Raoul Lélias vu par Bernard Le Bossé
J’ai connu Raoul il y a 35 ans, par 6000 mètres de haut, entre deux nuages. Les hautes altitudes facilitent les rencontres, forgent les relations, créent des liens, et comme le disait Antoine Blondin «le zinc est un métal conducteur d’amitié».
Dans un ciel bleu azur, à quelques encablures de l’équateur, un Viscount poussif d’Air Ceylan reliait Colombo à la capitale des Maldives. Sur ce vieux coucou à hélices, Laurent Voulzy aurait pu avec délices, improviser « De Ceylan à Malé, sur les ailes d’Air Ceylan, c’est long, c’est lent…..» tant nous nous déplacions à un train de sénateur, slalomant entre cirrus, strato-cumulus, cumulo-nimbus, et autres professeurs nimbus.
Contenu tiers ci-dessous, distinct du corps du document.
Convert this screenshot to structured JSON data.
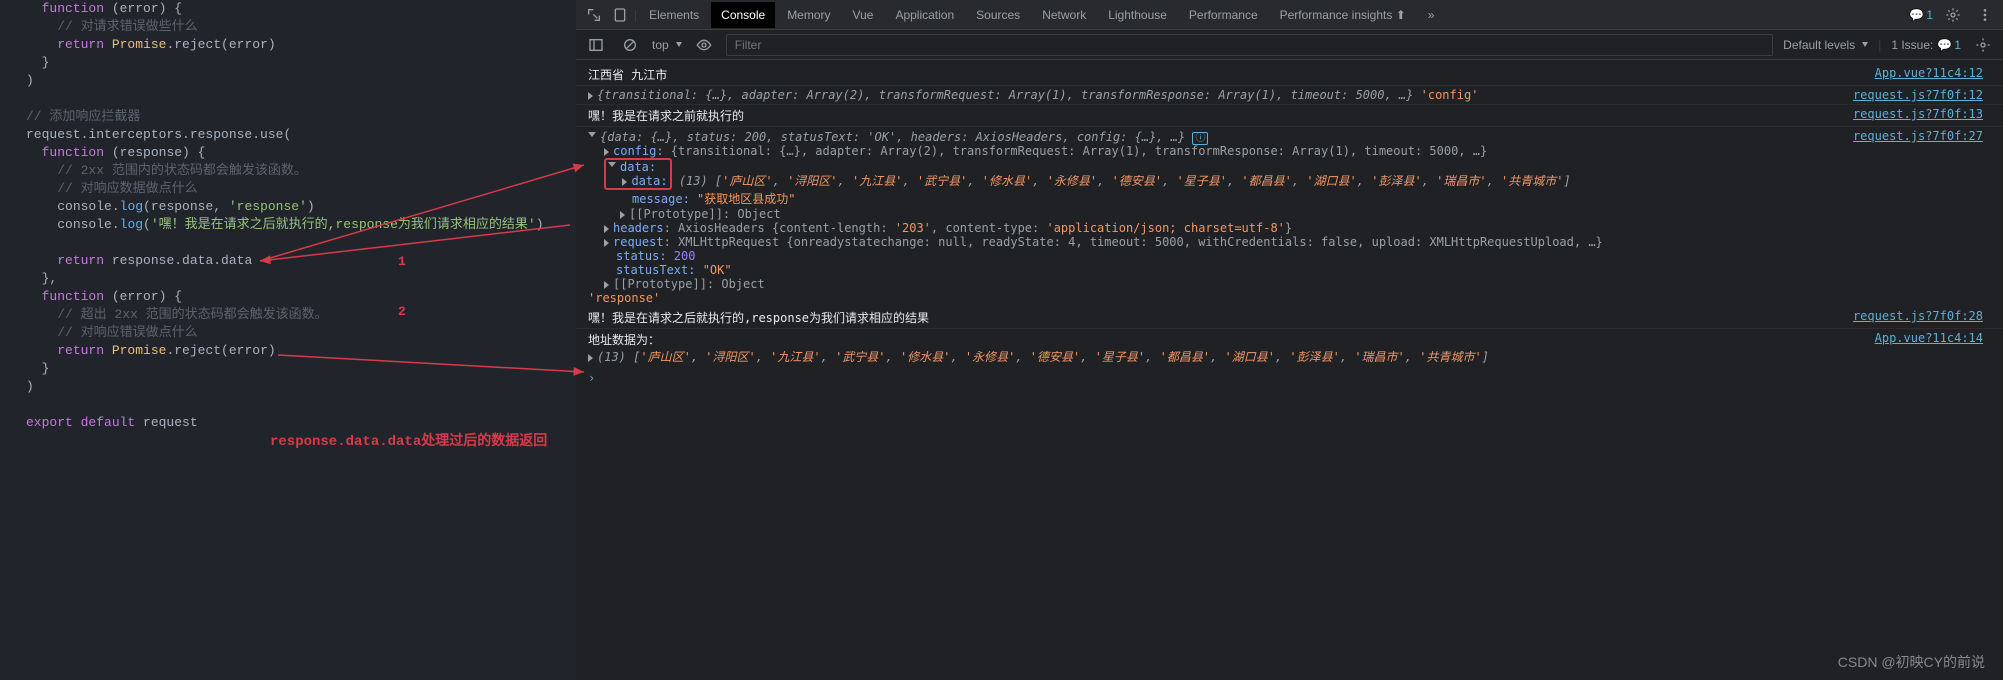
{
  "editor": {
    "l1_kw": "function",
    "l1_p": " (error) {",
    "l2_cm": "// 对请求错误做些什么",
    "l3_kw": "return",
    "l3_fn": " Promise",
    "l3_p": ".reject(error)",
    "l4": "}",
    "l5": ")",
    "l6_cm": "// 添加响应拦截器",
    "l7": "request.interceptors.response.use(",
    "l8_kw": "function",
    "l8_p": " (response) {",
    "l9_cm": "// 2xx 范围内的状态码都会触发该函数。",
    "l10_cm": "// 对响应数据做点什么",
    "l11_a": "console.",
    "l11_fn": "log",
    "l11_b": "(response, ",
    "l11_str": "'response'",
    "l11_c": ")",
    "l12_a": "console.",
    "l12_fn": "log",
    "l12_b": "(",
    "l12_str": "'嘿！我是在请求之后就执行的,response为我们请求相应的结果'",
    "l12_c": ")",
    "l13_kw": "return",
    "l13_p": " response.data.data",
    "l14": "},",
    "l15_kw": "function",
    "l15_p": " (error) {",
    "l16_cm": "// 超出 2xx 范围的状态码都会触发该函数。",
    "l17_cm": "// 对响应错误做点什么",
    "l18_kw": "return",
    "l18_fn": " Promise",
    "l18_p": ".reject(error)",
    "l19": "}",
    "l20": ")",
    "l21_kw": "export default",
    "l21_p": " request",
    "label1": "1",
    "label2": "2",
    "caption": "response.data.data处理过后的数据返回"
  },
  "tabs": {
    "elements": "Elements",
    "console": "Console",
    "memory": "Memory",
    "vue": "Vue",
    "application": "Application",
    "sources": "Sources",
    "network": "Network",
    "lighthouse": "Lighthouse",
    "performance": "Performance",
    "insights": "Performance insights",
    "more": "»",
    "msg_count": "1"
  },
  "toolbar": {
    "top": "top",
    "filter_ph": "Filter",
    "levels": "Default levels",
    "issue_label": "1 Issue:",
    "issue_count": "1"
  },
  "console": {
    "r0": "江西省 九江市",
    "r0_src": "App.vue?11c4:12",
    "r1_pre": "{transitional: {…}, adapter: Array(2), transformRequest: Array(1), transformResponse: Array(1), timeout: 5000, …}",
    "r1_tag": "'config'",
    "r1_src": "request.js?7f0f:12",
    "r2": "嘿！我是在请求之前就执行的",
    "r2_src": "request.js?7f0f:13",
    "r3_pre": "{data: {…}, status: 200, statusText: 'OK', headers: AxiosHeaders, config: {…}, …}",
    "r3_src": "request.js?7f0f:27",
    "r3_config_k": "config",
    "r3_config_v": ": {transitional: {…}, adapter: Array(2), transformRequest: Array(1), transformResponse: Array(1), timeout: 5000, …}",
    "r3_data_k": "data:",
    "r3_data2_k": "data:",
    "r3_data2_v": "(13) ['庐山区', '浔阳区', '九江县', '武宁县', '修水县', '永修县', '德安县', '星子县', '都昌县', '湖口县', '彭泽县', '瑞昌市', '共青城市']",
    "r3_msg_k": "message: ",
    "r3_msg_v": "\"获取地区县成功\"",
    "r3_proto": "[[Prototype]]: ",
    "r3_proto_v": "Object",
    "r3_headers_k": "headers",
    "r3_headers_v": ": AxiosHeaders {content-length: '203', content-type: 'application/json; charset=utf-8'}",
    "r3_request_k": "request",
    "r3_request_v": ": XMLHttpRequest {onreadystatechange: null, readyState: 4, timeout: 5000, withCredentials: false, upload: XMLHttpRequestUpload, …}",
    "r3_status_k": "status: ",
    "r3_status_v": "200",
    "r3_statustext_k": "statusText: ",
    "r3_statustext_v": "\"OK\"",
    "r3_proto2": "[[Prototype]]: ",
    "r3_proto2_v": "Object",
    "r3_tag": "'response'",
    "r4": "嘿！我是在请求之后就执行的,response为我们请求相应的结果",
    "r4_src": "request.js?7f0f:28",
    "r5": "地址数据为：",
    "r5_src": "App.vue?11c4:14",
    "r5_arr": "(13) ['庐山区', '浔阳区', '九江县', '武宁县', '修水县', '永修县', '德安县', '星子县', '都昌县', '湖口县', '彭泽县', '瑞昌市', '共青城市']",
    "prompt": "›"
  },
  "watermark": "CSDN @初映CY的前说"
}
Habillé comme Tartarin, d’un ensemble deux pièces safari, couleur mastic, l’aventurier chasseur d’éléphants vint m’entreprendre alors que, scotché au hublot panoramique du vieux coucou déglingué, je contemplais béat, coté bâbord, le bleu indigo de 1’océan indien.
D’un abord facile, ce personnage haut en couleurs me fascina d’emblée. Il portait en lui la marque-de1a démesure, il était hors de toutes normes. En dix minutes, je savais tout de son passé, une «Léliade» comme dans Homère, et son futur semblait déjà une odyssée.
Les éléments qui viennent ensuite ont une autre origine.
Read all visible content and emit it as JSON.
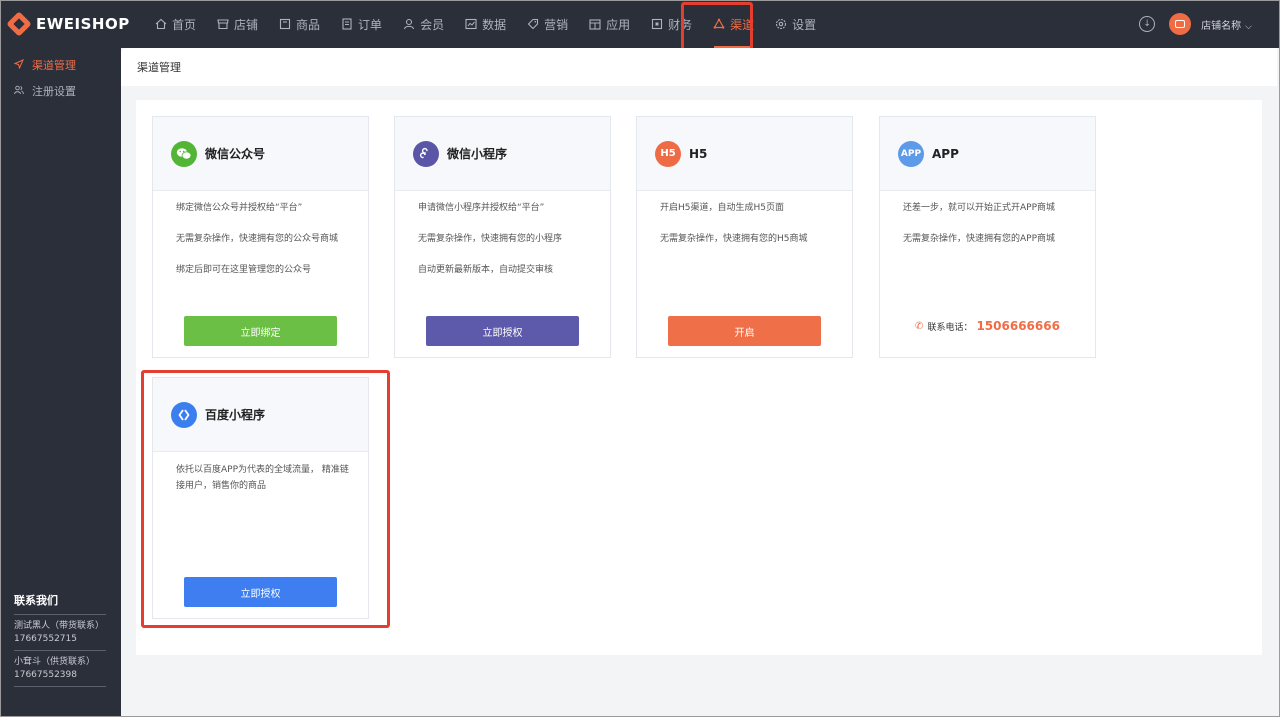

Docteur émérite, et pacifiste avant l’heure, il fit son service militaire au pays des beaux maoris et des vahinés harmonieuses. Affecté au SMCB, c’est à bord de « La Coquille» matricule A678 qu’il sillonna les archipels polynésiens pour surveiller la radiobiologie de la faune et de la flore.
Dès le 2 juillet 1966, nos bidasses en folie déclenchaient un feu d’artifice permanent sur l’ile du « grand secret». Pendant huit ans, 41 tirs aériens (dont 8 bombes H mégatonniques) vitrifièrent toute vie animale et végétale dans les deux paradis insulaires qu’étaient Mururoa et Fangataufa.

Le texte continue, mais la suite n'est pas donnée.